Eğitim bilimlerinde birbiri ile karışan kavramlar.

Bu bölümde birbiri ile karışan kavramların nasıl ayırt edilebileceği üzerinde durulacaktır. Lütfen başka yerde konu anlatımı istemeyin.

Not: Sitedeki bilgiler kaynak gösterilmeden herhangi bir yerde yayınlanması kesinlikle yayınlanması yasaktır.


Zıt tepki ve karşı koşullamanın farkı:



Zıt tepki Guthrie ait bir kavramdır. Zıt tepki istenmeyen tepkiye neden olan bir koşulsuz uyarıcının (doğuştan organizma üzerinde etkisi olan örneğin yiyecek, ancak organizma bu koşulsuz uyarıcı sonucunda istenmeyen bir verecek) bu koşulsuz uyarıcının tam tersini çıkarabilcek güçte ve onunla başedebilecek, ona zıt başka bir tepki çıkarabilecek koşulsuz uyarıcı ile eşleştirilmesi sonucu daha baskın olan koşulsuz uyarıcının (organizma üzerinde her koşulsuz uyarıcı aynı güce sahip değildir. burda iki koşulsuz uyarıcı vardır ve bunlar birbirinin zıttı tepkiler çıkararır. Örneğin bir koşulsuz uyarıcı hoşlanma tepkisi çıkarırken diğeri nefret tepkisi çıkarmalı) olumsuz tepki çıkaran koşulsuz uyarıcının artık diğer olumlu tepki çıkaran koşulsuz uyarıcının çıkardığı tepkiyi çıkarmaya başlamasıdır. Yani tam tersi bir tepki çıkarmaya başlamasıdır.



Örneğin kedinize dokunduğunuzda kediniz bundan rahatsız olup saldırganlık ve öfke tepkileri versin (koşulsuz uyarıcı dokunma ve istenmeyen koşulsuz tepki saldırma, hoşlanmama, öfke) biz bu istenmeyen tepkinin zıttını çıkarmak istiyoruz yani kediye dokunduğumuzda saldırma ve hoşlanmama tepkisi yerine kedinin hoşlanma tepkisini göstermesini istiyoruz,Bunun için hoşlanmama tepkisini çıkaran dokunma uyarıcısı ile bu uyarıcının çıkardığı tepkinin tam zıttını çıkaran et uyarıcı (et kedide hoşlanma tepkisinden olur) ile birlikte vererek. Kedinin dokunmaya (koşulsuz uyarıcısına) verdiği hoşlanmama tepkisi yerine artık etin (koşulsuz uyarıcı) çıkarmış olduğu hoşlanma tepkisini verecektir.

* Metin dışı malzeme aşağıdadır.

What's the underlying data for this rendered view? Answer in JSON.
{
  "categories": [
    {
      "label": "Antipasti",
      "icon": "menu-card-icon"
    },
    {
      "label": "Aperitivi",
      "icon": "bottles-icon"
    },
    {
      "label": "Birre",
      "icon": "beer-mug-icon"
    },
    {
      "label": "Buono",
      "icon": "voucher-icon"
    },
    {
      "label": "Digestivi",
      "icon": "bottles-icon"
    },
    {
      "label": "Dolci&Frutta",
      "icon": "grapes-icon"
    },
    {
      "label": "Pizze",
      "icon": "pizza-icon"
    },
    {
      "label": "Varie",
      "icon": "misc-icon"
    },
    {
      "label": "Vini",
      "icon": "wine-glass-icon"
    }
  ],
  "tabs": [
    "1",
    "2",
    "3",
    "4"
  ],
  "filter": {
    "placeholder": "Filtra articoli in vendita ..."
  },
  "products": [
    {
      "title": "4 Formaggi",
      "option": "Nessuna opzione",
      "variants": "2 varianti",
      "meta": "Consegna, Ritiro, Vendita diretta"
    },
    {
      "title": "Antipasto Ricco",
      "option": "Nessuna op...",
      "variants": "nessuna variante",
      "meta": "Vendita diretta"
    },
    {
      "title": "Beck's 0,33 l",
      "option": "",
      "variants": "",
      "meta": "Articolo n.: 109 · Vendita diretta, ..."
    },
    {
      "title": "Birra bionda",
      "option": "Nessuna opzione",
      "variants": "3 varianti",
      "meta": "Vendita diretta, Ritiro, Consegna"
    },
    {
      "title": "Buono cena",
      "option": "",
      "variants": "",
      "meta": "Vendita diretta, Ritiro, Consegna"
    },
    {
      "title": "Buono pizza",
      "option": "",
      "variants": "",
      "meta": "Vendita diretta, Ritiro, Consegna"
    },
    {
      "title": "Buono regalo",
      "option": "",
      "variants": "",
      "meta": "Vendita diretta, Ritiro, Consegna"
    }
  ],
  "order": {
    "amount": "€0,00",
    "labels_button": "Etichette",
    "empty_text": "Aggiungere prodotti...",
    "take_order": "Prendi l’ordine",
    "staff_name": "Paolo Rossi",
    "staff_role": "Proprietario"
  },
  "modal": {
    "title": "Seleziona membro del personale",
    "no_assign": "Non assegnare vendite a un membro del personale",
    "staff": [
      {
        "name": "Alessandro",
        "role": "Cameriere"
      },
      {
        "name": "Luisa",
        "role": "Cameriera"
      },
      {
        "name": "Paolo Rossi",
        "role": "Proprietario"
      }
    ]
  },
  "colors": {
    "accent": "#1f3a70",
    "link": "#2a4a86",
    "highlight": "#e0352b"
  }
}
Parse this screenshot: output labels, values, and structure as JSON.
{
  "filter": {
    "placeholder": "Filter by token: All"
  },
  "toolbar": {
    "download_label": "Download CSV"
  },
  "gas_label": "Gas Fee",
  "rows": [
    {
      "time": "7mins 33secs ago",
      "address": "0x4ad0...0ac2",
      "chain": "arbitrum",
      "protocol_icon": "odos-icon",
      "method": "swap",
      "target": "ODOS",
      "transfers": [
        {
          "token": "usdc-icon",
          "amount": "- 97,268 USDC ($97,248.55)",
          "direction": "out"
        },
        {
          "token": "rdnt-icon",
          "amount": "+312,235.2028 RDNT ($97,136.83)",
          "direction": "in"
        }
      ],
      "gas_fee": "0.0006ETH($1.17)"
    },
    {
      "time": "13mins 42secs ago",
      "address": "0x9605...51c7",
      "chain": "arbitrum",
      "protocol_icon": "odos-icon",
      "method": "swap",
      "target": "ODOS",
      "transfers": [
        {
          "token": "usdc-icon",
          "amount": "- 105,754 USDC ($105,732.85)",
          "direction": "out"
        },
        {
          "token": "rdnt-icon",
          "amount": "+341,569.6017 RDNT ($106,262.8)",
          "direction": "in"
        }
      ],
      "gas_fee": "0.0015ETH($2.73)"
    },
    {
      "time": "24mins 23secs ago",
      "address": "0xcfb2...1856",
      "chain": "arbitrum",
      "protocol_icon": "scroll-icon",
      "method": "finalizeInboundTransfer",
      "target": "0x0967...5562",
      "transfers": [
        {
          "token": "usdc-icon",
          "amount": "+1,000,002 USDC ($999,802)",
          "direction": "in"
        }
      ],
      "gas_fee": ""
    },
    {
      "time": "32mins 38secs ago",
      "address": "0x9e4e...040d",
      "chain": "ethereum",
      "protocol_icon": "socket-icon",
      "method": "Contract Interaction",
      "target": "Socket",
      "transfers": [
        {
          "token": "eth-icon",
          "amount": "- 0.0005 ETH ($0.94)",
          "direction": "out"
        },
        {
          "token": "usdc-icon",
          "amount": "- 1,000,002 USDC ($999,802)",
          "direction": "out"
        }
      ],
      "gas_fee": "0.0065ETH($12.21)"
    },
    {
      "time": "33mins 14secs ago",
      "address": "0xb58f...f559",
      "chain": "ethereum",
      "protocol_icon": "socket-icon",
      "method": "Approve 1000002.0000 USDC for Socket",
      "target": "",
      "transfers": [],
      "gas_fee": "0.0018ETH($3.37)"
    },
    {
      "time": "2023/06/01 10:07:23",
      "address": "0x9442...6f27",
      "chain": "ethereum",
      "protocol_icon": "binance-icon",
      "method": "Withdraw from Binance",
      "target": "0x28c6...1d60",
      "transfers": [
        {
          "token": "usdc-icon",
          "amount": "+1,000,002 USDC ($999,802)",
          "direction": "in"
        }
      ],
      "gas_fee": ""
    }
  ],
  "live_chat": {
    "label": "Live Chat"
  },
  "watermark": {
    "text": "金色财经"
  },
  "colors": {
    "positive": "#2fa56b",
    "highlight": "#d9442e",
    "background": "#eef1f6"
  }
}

Burda kedi kendisi için hangi koşulsuz uyarıcı daha baskınsa o koşulsuz uyarıcının tepkisini göstermeye başlar. Eğer bu örneği şok ve eti birlikte vererek yapsa idik. şöyle bir süreç işlerdi:


koşullanma öncesi


koşulsuz uyarıcı koşulsuz tepki

Şok-----------------------korku


et-------------------------hoşlanma


Koşullanma süreci


koşulsuz uyarıcı     koşulsuz tepki


et+şok-------------- ------(tekrar)---korku

zıt tepki koşullanması sonucunda;


koşulsuz uyarıcı koşulsuz tepki


şok-----------------------korku'çıkarır

et-------------------------şok çıkarır

Çünkü burda daha baskın olan koşulsuz uyarıcı şok'tur.


Başka örnek

ilaç içme------------mide bulantısı

meyve suyu--------hoşlanma


ilaç+meyve suyu(birlikte tekrar tekrar verme)


Koşullanma sonrası

hangi koşulsuz uyarıcı baskınsa onun tepkisi çıkar

ya ilacı artık içebilecek

ya da meyve suyundan da hoşlanmamaya başlayacak


Karşı koşullama (karşıt koşullama)


Karşı koşullanmada ise bir koşullu uyarıcının (DİKKAT EDİN BURDA KOŞULLU UYARICI..zıt tepkide koşulsuz uyarıcı idi. Yani burda bir öğrenilmiş bir tepki var. Bu öğrenme tepkisel koşullanma ile oluşur) tam tersi tepkiye neden olabilecek başka bir koşulsuz uyarıcı ile birlikte verilmesi sonucu istenmeyen tepkiyi çıkaran koşullu uyarıcının önceki çıkardığı tepkinin tam tersini çıkarmaya başlaması söz konusudur.


karşı koşullama:

koşullanma öncesi


koşullu uyarıcı koşullu tepki


okul -------------------- korku
oyun --------------------hoşlanma


koşullanma süreci


koşullu uyarıcı           koşullu tepki


okul+oyun(tekrar)----------hoşlanma
okul----------------------------hoşlanma


okul önceden korkuya neden olurken şimdi okuldan hoşlanıyor...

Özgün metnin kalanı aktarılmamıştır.